Julie Husband
Dr. Julie Husband received her BA from Bucknell University, her MA from the University of Chicago, and her Ph.D. from SUNY Buffalo. Dr. Husband joined the UNI faculty in 2000 where she has taught classes in American literature, short fiction, contemporary writers Philip Roth and Toni Morrison, as well as an assortment of liberal arts core courses. She has contributed to interdisciplinary programs and events on campus, including the Women’s and Gender Studies Program, the Emily Dickinson Artsongs, Black History Month, Women’s History Month, and the Walt Whitman celebration.

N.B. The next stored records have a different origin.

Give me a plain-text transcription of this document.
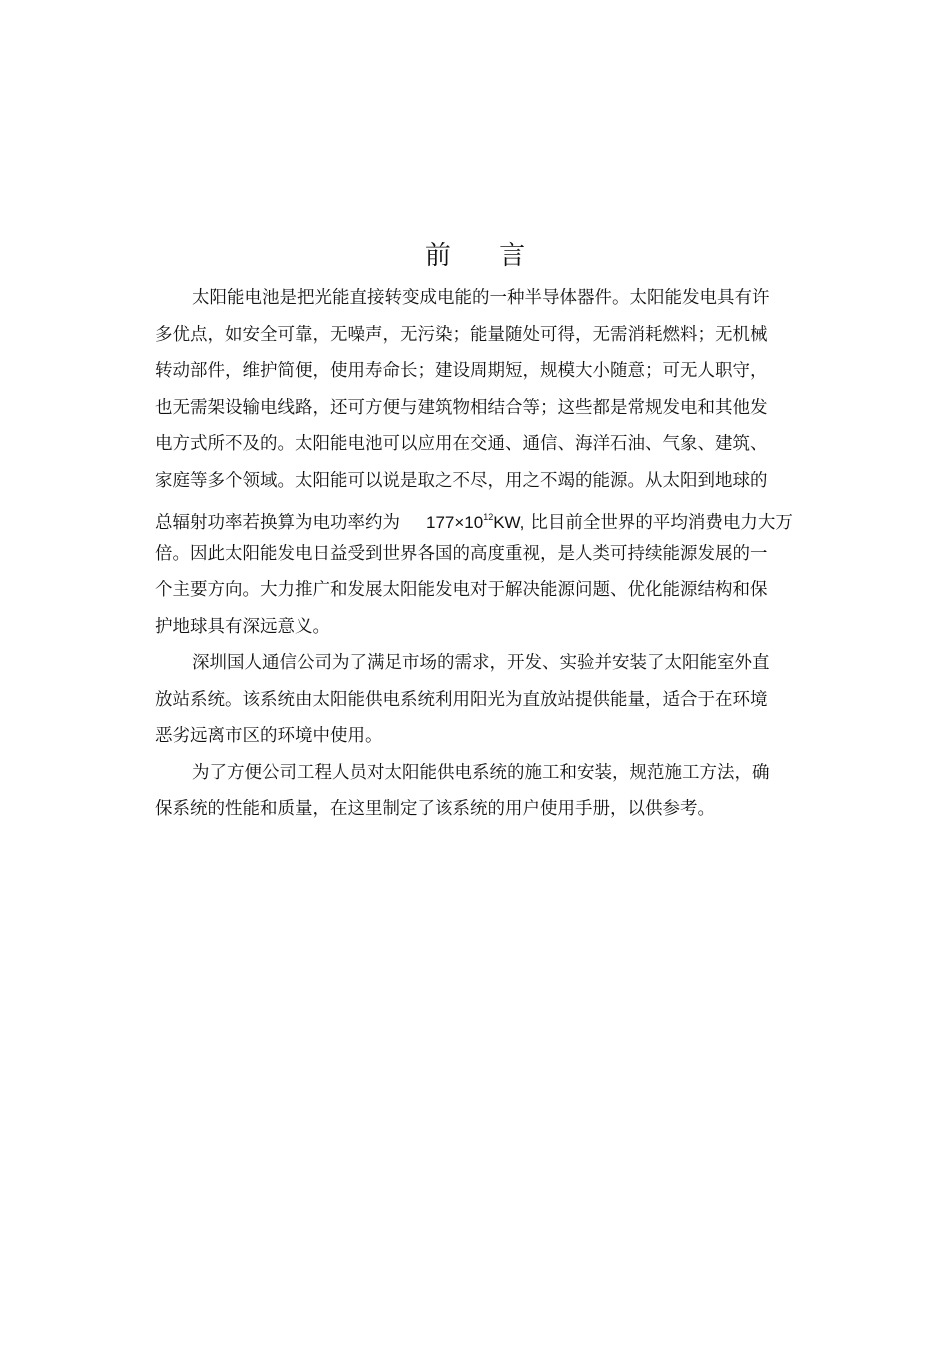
前 言
太阳能电池是把光能直接转变成电能的一种半导体器件。太阳能发电具有许
多优点，如安全可靠，无噪声，无污染；能量随处可得，无需消耗燃料；无机械
转动部件，维护简便，使用寿命长；建设周期短，规模大小随意；可无人职守，
也无需架设输电线路，还可方便与建筑物相结合等；这些都是常规发电和其他发
电方式所不及的。太阳能电池可以应用在交通、通信、海洋石油、气象、建筑、
家庭等多个领域。太阳能可以说是取之不尽，用之不竭的能源。从太阳到地球的
总辐射功率若换算为电功率约为 $177\times 10^{12}KW$, 比目前全世界的平均消费电力大万
倍。因此太阳能发电日益受到世界各国的高度重视，是人类可持续能源发展的一
个主要方向。大力推广和发展太阳能发电对于解决能源问题、优化能源结构和保
护地球具有深远意义。
深圳国人通信公司为了满足市场的需求，开发、实验并安装了太阳能室外直
放站系统。该系统由太阳能供电系统利用阳光为直放站提供能量，适合于在环境
恶劣远离市区的环境中使用。
为了方便公司工程人员对太阳能供电系统的施工和安装，规范施工方法，确
保系统的性能和质量，在这里制定了该系统的用户使用手册，以供参考。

In collaboration with Dr. Jim O’Loughlin, Dr. Husband published
Daily Life in the Industrial United States, 1870-1900 (Greenwood Press, 2004), an examination of many facets of life during
this tumultuous period, incorporating first-hand accounts from steel workers, industrial tycoons, female mill workers, domestic advice
columnists, educators, and more. Dr. Husband has published articles on Frederick Douglass (Proteus: A Journal of Ideas and
Roots and Realities of Multiculturalism), The Lowell Offering (
Legacy: A Journal of American Women Writers), Lydia Maria Child (
ESQ), Philip Roth (Philip Roth: New Perspectives on
an American Author), and W.E.B. DuBois (The Afterlife of John Brown). She has also published several book reviews
and spoken at numerous conferences.
She is currently working on a second book, Incendiary Pictures: the American Antislavery Movement and Northern Conceptions of “Free Labor.” This work of examines the relationship between antislavery texts and emerging representations of “free labor” in pre-Civil War America. Analyzing literature written by people immersed in antislavery discourse, the manuscript focuses on writers like Lydia Maria Child, Frederick Douglass, and E.D.E.N. Southworth who are abolitionists as well as writers like Nathaniel Hawthorne and the women writing for the Lowell Offering. All of them are profoundly influenced by the “family politics” campaign of abolitionists, a campaign that repeatedly produced narratives and sketches of slave families separated in the marketplace, masters sexually exploiting slave women, and white fathers selling their mixed race children. The manuscript demonstrates that the new, radical antislavery campaign was marked by two developments closely related to industrial capitalism: the use of incendiary pictures denouncing the commodification of the family and, ironically, the use of the marketplace as a means for combating slavery and other forms of intimate oppression.
Dr. Husband and Dr. O’Loughlin are married and have three children, Nicholas, in fourth grade, Devin, in kindergarten, and Ian, into everything as he is two years old.